Blazar emission mechanisms
Gamma-ray flux variability of luminous and high energy blazars: clues to blazar emission mechanisms
WHY IN NEWS:
Hot from PIB !
SYLLABUS COVERED: GS 3:Science and Tech
For PRELIMS it is important to understand the concept of Black Hole and AGN ! This can be asked in Prelims 2020.
- At the center of most galaxies, there’s a massive black hole that can have mass of millions or even billions of Suns that accrete gas, dust, and stellar debris around it.
- As these material falls towards the black hole, their gravitational energy gets converted to light forming active galactic nuclei (AGN).
- A minority of AGN (~15%) emit collimated charged particles called jets travelling at speeds close to the speed of light.
WHAT ARE BLAZARS ?
- Some blazars are thought to host binary black holes in them and could be potential targets for future gravitational-wave searches.

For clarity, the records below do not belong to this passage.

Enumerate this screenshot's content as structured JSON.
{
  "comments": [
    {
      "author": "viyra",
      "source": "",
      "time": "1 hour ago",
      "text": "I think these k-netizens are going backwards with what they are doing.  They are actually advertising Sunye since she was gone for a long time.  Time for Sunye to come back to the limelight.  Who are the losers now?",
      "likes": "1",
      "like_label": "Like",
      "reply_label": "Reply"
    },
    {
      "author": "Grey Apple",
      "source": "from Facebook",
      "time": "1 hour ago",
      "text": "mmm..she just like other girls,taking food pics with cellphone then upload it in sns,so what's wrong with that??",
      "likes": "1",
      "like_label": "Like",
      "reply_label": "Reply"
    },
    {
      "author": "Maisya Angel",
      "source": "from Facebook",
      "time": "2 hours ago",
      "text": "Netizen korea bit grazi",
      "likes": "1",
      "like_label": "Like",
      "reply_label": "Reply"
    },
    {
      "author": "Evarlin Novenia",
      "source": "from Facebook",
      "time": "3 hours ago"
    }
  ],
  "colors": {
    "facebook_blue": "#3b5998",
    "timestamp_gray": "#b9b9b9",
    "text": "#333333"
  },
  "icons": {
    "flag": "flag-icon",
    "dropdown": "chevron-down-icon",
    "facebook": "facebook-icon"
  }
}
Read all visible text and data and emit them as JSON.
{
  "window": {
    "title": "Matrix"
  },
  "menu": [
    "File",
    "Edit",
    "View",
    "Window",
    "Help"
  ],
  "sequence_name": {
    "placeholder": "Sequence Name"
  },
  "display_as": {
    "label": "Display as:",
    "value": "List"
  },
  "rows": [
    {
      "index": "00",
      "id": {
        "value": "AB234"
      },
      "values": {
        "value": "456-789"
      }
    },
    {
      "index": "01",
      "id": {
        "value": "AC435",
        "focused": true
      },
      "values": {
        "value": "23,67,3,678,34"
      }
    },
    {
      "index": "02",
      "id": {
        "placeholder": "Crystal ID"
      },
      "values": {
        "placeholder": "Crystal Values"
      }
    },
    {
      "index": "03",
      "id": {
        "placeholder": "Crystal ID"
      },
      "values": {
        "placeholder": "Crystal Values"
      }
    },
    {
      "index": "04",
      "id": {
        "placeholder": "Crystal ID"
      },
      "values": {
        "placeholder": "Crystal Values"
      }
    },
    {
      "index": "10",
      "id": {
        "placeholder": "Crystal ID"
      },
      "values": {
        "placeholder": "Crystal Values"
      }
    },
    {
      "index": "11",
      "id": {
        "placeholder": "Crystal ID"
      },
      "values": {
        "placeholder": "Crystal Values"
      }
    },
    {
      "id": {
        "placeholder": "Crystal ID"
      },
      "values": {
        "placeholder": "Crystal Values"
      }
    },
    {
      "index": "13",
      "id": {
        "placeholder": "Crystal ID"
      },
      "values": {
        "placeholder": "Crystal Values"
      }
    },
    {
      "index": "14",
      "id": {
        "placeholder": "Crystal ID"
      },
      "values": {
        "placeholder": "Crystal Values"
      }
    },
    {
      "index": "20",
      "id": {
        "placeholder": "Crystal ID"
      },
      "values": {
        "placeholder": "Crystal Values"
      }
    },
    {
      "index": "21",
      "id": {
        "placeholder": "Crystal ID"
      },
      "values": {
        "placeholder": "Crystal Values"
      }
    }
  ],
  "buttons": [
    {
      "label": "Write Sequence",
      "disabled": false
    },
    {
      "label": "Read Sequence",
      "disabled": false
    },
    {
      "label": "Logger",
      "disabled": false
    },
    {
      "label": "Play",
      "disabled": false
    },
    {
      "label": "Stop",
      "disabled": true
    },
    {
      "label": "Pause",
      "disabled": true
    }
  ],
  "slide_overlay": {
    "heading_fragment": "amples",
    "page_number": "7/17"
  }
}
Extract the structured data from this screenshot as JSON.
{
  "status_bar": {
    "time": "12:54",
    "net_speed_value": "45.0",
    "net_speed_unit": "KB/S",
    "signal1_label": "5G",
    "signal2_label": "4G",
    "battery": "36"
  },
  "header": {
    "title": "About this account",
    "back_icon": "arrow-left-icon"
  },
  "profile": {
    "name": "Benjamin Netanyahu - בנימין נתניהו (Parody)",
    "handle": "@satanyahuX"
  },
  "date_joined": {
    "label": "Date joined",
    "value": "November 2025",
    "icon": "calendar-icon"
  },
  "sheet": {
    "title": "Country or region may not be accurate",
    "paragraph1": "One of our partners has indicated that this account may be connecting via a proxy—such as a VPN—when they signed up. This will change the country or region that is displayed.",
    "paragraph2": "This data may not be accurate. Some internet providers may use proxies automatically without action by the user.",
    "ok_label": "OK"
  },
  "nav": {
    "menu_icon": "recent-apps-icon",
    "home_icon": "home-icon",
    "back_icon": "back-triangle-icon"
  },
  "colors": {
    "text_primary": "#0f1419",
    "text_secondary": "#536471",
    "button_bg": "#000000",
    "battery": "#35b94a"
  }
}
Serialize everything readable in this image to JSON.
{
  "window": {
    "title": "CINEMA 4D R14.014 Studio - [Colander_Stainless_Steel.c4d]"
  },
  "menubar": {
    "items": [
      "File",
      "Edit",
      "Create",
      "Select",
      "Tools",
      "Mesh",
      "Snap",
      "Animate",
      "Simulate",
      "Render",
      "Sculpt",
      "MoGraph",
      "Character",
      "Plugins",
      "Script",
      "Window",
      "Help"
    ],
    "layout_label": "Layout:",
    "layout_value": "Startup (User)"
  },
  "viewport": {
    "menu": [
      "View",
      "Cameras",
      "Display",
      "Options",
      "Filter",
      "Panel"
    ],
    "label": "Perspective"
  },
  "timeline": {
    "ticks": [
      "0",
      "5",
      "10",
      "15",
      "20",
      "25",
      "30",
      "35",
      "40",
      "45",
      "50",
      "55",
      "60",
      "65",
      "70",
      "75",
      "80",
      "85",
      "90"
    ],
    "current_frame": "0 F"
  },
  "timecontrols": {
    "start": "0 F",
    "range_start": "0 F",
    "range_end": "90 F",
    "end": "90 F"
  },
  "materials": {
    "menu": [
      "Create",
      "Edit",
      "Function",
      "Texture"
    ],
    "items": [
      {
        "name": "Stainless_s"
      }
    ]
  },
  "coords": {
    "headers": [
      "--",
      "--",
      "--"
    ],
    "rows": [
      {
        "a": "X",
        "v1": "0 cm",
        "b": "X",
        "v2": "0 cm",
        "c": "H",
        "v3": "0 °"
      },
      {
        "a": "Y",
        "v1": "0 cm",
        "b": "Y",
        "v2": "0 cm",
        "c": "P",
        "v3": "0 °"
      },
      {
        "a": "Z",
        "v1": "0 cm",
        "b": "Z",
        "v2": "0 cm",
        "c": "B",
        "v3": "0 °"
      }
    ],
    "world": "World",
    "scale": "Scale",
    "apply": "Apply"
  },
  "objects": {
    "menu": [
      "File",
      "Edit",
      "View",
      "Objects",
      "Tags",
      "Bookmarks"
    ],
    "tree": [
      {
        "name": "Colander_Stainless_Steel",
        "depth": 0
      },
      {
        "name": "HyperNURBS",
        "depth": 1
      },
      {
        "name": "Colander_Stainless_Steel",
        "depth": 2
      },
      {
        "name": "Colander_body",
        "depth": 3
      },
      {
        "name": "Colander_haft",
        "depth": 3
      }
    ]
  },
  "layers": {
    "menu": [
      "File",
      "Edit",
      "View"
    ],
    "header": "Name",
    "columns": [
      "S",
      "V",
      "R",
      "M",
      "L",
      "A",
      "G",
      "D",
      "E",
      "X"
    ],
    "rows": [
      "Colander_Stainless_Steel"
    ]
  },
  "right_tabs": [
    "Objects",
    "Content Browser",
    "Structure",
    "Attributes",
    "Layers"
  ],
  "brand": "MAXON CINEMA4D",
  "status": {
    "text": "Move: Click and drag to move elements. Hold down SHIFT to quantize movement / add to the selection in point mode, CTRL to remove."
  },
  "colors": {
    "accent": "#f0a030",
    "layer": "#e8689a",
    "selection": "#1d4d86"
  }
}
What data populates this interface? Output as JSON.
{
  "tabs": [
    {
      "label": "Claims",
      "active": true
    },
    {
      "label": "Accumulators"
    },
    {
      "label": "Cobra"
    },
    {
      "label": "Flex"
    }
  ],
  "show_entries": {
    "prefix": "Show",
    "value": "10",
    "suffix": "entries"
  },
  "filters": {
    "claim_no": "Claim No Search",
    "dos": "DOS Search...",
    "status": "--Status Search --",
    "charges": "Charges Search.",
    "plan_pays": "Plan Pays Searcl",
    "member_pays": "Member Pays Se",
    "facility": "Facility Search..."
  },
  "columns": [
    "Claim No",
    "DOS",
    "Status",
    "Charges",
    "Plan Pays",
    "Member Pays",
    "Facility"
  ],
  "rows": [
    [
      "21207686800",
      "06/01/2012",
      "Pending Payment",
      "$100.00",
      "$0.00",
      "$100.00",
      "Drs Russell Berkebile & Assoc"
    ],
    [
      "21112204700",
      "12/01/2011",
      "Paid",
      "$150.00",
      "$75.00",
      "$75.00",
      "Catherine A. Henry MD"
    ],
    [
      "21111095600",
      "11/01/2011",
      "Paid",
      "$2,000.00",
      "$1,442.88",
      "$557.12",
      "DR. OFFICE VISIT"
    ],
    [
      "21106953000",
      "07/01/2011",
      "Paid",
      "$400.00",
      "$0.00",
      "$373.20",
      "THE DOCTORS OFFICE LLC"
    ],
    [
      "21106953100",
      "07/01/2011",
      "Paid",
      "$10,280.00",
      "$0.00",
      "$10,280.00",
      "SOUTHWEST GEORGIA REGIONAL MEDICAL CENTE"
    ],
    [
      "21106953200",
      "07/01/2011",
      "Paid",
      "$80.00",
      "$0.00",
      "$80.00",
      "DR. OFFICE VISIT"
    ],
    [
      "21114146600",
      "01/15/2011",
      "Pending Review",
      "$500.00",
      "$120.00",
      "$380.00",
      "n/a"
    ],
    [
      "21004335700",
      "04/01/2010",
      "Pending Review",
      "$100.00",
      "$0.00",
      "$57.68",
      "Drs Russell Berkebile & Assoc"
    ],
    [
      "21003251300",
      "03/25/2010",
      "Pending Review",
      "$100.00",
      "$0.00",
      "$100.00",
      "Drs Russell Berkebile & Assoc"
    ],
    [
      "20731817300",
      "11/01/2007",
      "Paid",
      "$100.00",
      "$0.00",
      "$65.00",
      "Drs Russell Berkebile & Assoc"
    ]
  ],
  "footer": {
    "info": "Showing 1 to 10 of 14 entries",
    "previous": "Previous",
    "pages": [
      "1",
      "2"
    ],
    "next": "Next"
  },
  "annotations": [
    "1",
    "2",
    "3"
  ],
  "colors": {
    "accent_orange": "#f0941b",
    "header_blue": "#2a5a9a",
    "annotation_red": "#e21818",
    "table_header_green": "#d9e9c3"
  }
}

- Their study could provide clues to the processes happening close to the black hole, not visible through direct imaging.
REASEARCH FINDINGS :
- The results of this work will thus fill the gap on the knowledge of the high energy flux variability nature of blazars.
- Blazars are the most luminous and energetic objects in the known universe were found to be emitters of gamma-rays in the 1990s.
- It is only with the capability of Fermi Gamma-ray space telescope (launched in 2008) to scan the entire sky once in three hours.
CHALLENGES TO ASTROPHYSICS:
- One of the open problems in high energy astrophysics is to localize the site for the production of gamma-rays.
- Gamma-ray band is one of the bands of the electromagnetic spectrum on which there is limited knowledge on the flux variability of blazars.
- With the availability of near-simultaneous data covering the gamma-ray, X-ray, ultra-violet, optical, and infrared bands, the existing notion on high energy emission in blazars is challenged.
- This band needs to be explored as this is the energy range where the high energy emission from blazars peaks.
- Exploring this band of the electromagnetic spectrum will provide key inputs to constrain the high energy production site as well as the high energy emission processes.
- The expertise of handling high energy data from celestial sources gained in this work will build capacity to interpret the gamma-ray data that will emerge from India’s upcoming facility, the Major Atmospheric Cerenkov Experiment Telescope as well as from any X-ray missions by India in the future.
The results obtained from this particular piece of work will provide key inputs to the problem of finding the high energy gamma-ray production site in blazars.
Variability studies in the high energy gamma-ray band can help one to locate the high energy emission site and the high energy emission process.
Now, we are entering an era of multi-messenger astronomy, where light is not the only information we can collect from the heavens.
- Gravitational waves first detected in 2015 allow astronomers to observe collisions of black holes and neutron stars.
- Tracking neutrinos to their source would help astronomers understand the physics behind extreme environments, like the relativistic jets of a blazar, beyond what light alone can tell us.